Neunzig wird die Oma. Ich habe sie sehr gern, und auch die Bemerkung über das gierige Negerkind, das wir besser nicht adoptieren sollen, hab ich fast schon vergessen. (Harr. Würde ich bei erster Gelegenheit darüber schreiben, wenn ich es vergessen hätte?). Früher war sie sehr unternehmungslustig und gesellig, hat mit dem Hausfrauenbund Käsefabriken in Holland und Knödelfabriken in Bayern besichtigt, war auf Gran Canaria und hat auf ihre alten Tage noch angefangen, Bridge zu spielen, ein, wie man hört, mörderisch anspruchsvolles Spiel, für das ich jedenfalls zu doof wäre. In den letzten Jahren zieht sie sich mehr und mehr zurück, und ich glaube fast, auch dieser Geburtstag mit ihrer versammelten Verwandtschaft samt vier kleinen Urenkelchen wird ihr vielleicht zu viel. Um fünf geht es los, und spätestens um acht werden wohl die Lichter bei ihr ausgehen. Ich weiß nicht, ob ihr ein fünfter Urenkel, ob adoptiert oder selbstgemacht, noch irgend etwas bedeuten würde - aber ich fände es sehr schön, wenn sie ihn noch kennen lernen könnte. (Meine Mutter war 24, als ich kam. Ich hatte zwei Uromas, eine ist gestorben, als ich zwei war. Die andere wurde wirklich urururalt und hat sogar mein Schwester, elf Jahre jünger als ich, noch auf dem Arm gehabt. Sie kam aus Bremen, tat kastaniengroße Kandisstücke in ihren Tee und hatte wiederum eine Verwandte namens Fockje Focken, was sich, im richtigen Tonfall ausgesprochen, anhört wie etwas, was Rage Against The Machine zu besten Zeiten von der Bühne gefaucht hätten.)
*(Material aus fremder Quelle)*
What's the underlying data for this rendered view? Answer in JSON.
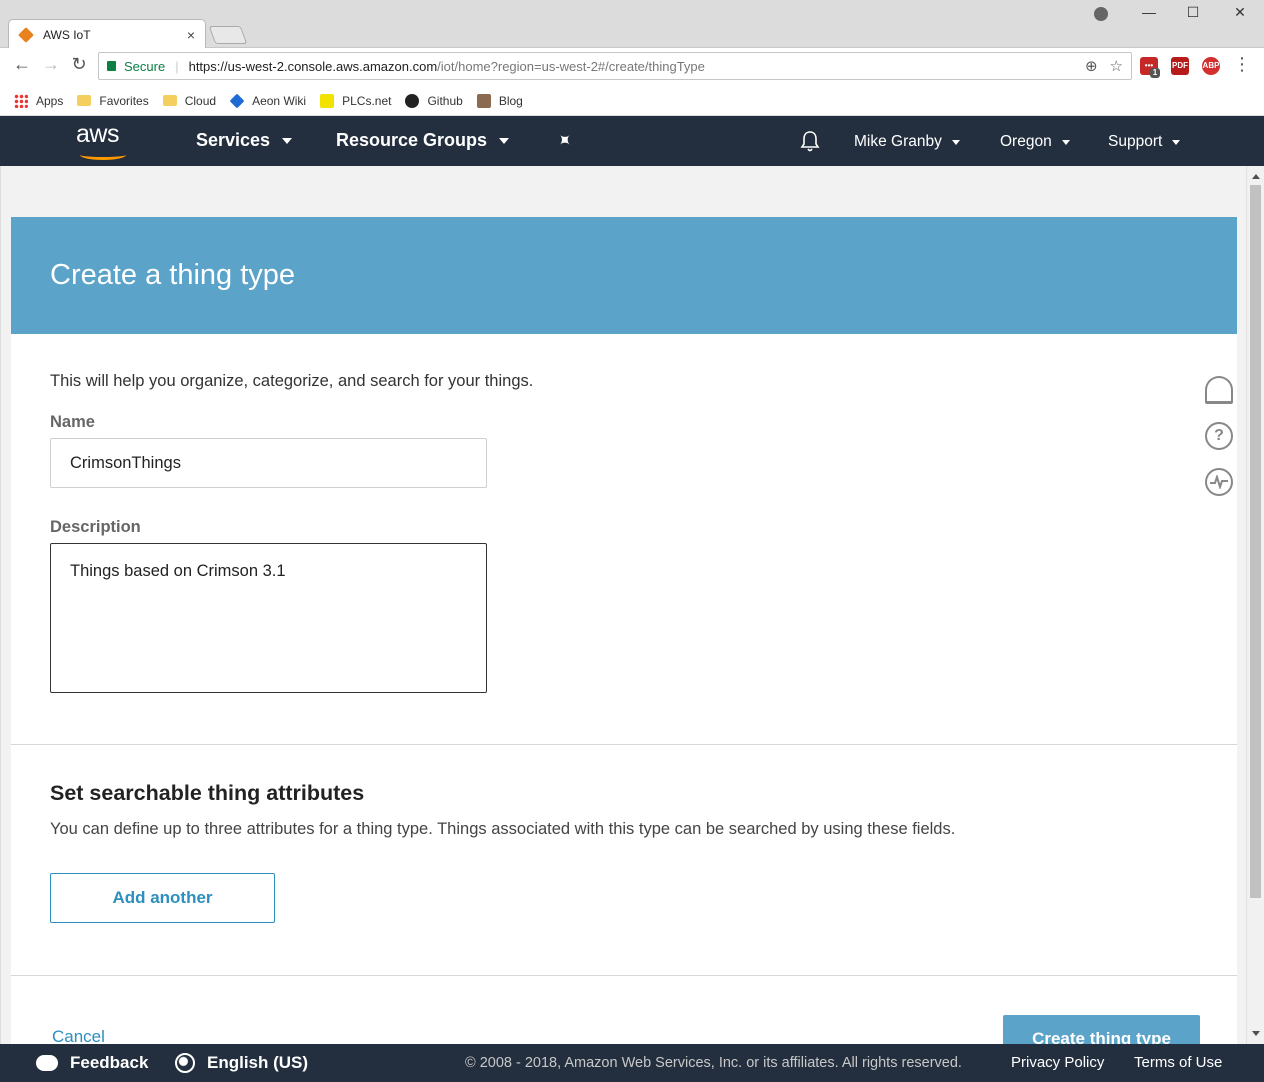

Übrigens bleibe ich bei der Stange, was den Vorsatz vom Tag nach dem Stammtisch angeht: seit diesem lustigen, aber auch verheerenden Donnerstag habe ich keinen Tropfen Alkohol getrunken. Ich war nüchtern auf dem Hamburger Oktoberfest (Albtraum, nicht nachmachen bitte bitte), nüchtern mehrere Abende mit den Mädchen (geht fabelhaft, und es ist schön, sich zur Abwechslung mal an alles erinnern zu können, was wir so plauschen), nüchtern im Steakhaus (alkoholfreies Bier. Schmeckt zu Steaks genau wie richtiges, zur Pizza geht es auch, vollkommen zu wuppen) und nüchtern auf einer Agenturfeier (langweilig. Aber wäre es mit Alkohol auch gewesen, nur dann eben langweilig mit Kater hinterher.) Heute steht mir die erste Familienfeier mit vielen zauberhaften Kindern ohne Alkohol bevor. Immerhin: ein paar Flüppchen habe ich in der Handtasche. Bin ich gespannt.
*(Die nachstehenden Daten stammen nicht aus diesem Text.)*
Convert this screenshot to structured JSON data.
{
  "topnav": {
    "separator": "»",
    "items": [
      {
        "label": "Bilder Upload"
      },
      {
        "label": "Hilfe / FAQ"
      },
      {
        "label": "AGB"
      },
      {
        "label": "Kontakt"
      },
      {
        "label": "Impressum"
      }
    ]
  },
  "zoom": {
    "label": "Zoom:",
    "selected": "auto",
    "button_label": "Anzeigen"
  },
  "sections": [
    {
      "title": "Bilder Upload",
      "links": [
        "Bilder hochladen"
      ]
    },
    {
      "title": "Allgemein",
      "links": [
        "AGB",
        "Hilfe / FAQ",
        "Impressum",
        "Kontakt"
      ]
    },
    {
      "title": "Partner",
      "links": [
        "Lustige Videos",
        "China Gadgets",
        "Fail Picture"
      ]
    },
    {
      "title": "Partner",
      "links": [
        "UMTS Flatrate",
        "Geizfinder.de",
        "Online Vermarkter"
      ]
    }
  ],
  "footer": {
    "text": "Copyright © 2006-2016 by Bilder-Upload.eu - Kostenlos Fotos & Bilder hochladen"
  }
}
p.s. die befreunde Abkürzungs- und Adoptionsdame lässt ausrichten, vielen herzlichen Dank für all die Drücker, Wünsche und positiven Schwingungen, herrlich. Außerdem lässt sie sagen, sie hatte vollkommen vergessen, dass es nicht zwei, sondern drei Brummer waren in der Tiefkühle, und laut Klinik leben noch alle drei. Kämpft, Brummer! Kämpft!

2 Kommentare:

  1. Liebe Flora: Grandios, dieser Beitrag, ich hab mich köstlich amüsiert... und eben hoch motiviert alkoholfreies Bier gekauft, das mach ich Dir jetzt nach. Danke! Ein schönes Wochenende wünscht: J.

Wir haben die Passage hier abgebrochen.